KRAKacquisition Corp has closed an upsized SPAC IPO, selling 34,500,000 units at $10.00 per unit for gross proceeds of $345,000,000. Each unit combines one Class A ordinary share with a quarter-warrant exercisable at $11.50, a common SPAC structure designed to attract investors.

A total of $345,000,000, including proceeds from 2,250,000 private placement warrants, was placed into a trust account for the benefit of public shareholders. The trust can be used to fund a business combination or redemptions, with release conditions tied to completing a transaction or winding up after 24 months from the IPO closing.

Governance arrangements are also in place: six new directors joined the board, audit and compensation committees were formed, and indemnity agreements were signed. An administrative services agreement requires a $30,000 monthly payment to the sponsor until a business combination or liquidation. Actual outcomes will depend on whether a suitable target is identified and approved within the stated timeframe.



UNITED STATES
SECURITIES AND EXCHANGE COMMISSION
Washington, D.C. 20549

FORM 8-K

CURRENT REPORT

Pursuant to Section 13 or Section 15(d) of the Securities Exchange Act of 1934

Date of Report (Date of earliest event reported): January 27, 2026

KRAKacquisition Corp
(Exact name of registrant as specified in its charter)

Cayman Islands
 
001-43073
 
98-1875195
(State or other jurisdiction of
incorporation or organization)
 
(Commission File Number)
 
(I.R.S. Employer
Identification Number)

1455 Adams Dr #1630
Menlo Park, CA
 
94025
(Address of principal executive offices)
 
(Zip Code)

Registrant’s telephone number, including area code: (415) 538-3600

Not Applicable
(Former name or former address, if changed since last report)

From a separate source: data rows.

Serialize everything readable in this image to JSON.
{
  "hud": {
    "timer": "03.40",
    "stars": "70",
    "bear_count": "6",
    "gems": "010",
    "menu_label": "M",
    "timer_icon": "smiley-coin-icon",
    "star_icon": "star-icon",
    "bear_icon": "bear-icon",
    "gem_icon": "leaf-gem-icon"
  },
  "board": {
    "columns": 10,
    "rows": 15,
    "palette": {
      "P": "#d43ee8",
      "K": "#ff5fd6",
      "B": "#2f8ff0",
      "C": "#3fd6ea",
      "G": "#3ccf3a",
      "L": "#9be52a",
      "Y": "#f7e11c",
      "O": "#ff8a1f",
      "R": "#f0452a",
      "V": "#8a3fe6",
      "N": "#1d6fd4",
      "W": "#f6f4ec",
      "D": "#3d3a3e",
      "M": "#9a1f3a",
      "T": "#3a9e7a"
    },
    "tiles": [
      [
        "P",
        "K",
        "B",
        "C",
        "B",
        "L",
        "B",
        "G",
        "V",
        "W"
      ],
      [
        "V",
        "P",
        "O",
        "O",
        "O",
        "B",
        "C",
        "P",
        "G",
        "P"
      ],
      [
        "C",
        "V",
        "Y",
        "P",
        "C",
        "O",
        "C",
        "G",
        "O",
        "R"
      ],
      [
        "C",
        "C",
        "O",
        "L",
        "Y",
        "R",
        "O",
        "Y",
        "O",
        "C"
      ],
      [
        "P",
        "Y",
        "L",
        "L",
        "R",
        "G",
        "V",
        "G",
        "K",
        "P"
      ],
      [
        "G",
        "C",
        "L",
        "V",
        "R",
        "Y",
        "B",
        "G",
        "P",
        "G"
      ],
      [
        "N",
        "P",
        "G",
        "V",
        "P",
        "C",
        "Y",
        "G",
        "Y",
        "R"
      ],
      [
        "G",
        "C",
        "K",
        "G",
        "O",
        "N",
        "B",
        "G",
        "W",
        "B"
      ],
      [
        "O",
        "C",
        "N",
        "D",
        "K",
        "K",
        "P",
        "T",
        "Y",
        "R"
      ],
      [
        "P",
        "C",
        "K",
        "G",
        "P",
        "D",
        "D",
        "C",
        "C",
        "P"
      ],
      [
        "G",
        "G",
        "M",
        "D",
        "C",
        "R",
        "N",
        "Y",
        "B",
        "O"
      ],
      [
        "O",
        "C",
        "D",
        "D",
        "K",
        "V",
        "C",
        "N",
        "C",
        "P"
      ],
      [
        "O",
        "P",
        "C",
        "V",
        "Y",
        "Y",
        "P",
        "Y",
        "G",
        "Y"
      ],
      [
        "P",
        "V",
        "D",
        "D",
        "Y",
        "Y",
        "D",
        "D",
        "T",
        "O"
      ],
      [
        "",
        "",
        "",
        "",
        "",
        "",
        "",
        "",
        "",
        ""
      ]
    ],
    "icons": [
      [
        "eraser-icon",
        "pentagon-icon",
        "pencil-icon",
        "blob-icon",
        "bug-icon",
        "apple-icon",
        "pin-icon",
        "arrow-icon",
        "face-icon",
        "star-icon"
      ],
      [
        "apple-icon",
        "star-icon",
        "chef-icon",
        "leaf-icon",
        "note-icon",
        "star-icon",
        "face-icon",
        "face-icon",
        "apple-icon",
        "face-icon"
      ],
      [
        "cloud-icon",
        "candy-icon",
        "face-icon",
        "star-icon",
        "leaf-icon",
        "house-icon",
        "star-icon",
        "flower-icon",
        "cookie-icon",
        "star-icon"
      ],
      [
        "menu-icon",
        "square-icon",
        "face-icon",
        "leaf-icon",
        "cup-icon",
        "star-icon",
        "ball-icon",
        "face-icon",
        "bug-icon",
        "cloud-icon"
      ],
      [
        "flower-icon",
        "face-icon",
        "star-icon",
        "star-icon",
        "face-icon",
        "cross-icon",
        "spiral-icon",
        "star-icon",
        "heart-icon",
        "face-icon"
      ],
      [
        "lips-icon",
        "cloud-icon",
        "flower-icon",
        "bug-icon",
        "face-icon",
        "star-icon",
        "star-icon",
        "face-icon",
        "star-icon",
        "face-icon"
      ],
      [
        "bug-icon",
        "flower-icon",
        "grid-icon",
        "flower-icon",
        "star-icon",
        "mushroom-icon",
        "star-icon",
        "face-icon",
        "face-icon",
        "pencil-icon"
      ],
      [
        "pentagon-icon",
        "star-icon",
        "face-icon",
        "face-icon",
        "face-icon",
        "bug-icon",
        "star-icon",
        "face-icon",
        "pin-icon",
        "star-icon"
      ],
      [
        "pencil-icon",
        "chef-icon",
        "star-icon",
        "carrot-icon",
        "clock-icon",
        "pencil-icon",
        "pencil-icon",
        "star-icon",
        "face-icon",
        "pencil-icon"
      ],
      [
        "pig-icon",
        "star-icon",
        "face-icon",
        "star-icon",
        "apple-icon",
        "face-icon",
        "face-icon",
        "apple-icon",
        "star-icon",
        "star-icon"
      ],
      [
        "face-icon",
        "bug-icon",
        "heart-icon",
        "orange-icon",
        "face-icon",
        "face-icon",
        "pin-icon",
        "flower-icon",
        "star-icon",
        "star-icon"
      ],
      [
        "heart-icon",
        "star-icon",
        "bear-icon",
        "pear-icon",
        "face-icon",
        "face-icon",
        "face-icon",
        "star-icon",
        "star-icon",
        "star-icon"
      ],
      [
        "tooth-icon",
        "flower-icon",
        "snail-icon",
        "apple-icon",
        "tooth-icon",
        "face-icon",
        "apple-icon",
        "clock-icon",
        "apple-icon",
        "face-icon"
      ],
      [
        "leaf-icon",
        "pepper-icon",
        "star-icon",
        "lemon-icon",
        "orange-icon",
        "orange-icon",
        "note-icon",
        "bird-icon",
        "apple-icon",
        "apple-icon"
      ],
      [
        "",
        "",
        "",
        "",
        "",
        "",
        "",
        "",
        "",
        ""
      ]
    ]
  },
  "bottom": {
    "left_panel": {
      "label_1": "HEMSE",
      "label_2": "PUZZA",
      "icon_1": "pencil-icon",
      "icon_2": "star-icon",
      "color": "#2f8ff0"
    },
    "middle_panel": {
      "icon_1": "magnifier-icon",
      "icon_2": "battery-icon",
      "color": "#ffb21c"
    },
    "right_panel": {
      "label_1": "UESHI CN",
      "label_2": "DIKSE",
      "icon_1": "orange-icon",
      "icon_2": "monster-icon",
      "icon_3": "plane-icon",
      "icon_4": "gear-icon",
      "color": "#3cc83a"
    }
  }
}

Check the appropriate box below if the Form 8-K filing is intended to simultaneously satisfy the filing obligation to the registrant under any of the following provisions:

Written communications pursuant to Rule 425 under the Securities Act (17 CFR 230.425)

Soliciting material pursuant to Rule 14a-12 under the Exchange Act (17 CFR 240.14a-12)

Pre-commencement communications pursuant to Rule 14d-2(b) under the Exchange Act (17 CFR 240.14d-2(b))

Pre-commencement communications pursuant to Rule 13e-4(c) under the Exchange Act (17 CFR 240.13e-4(c))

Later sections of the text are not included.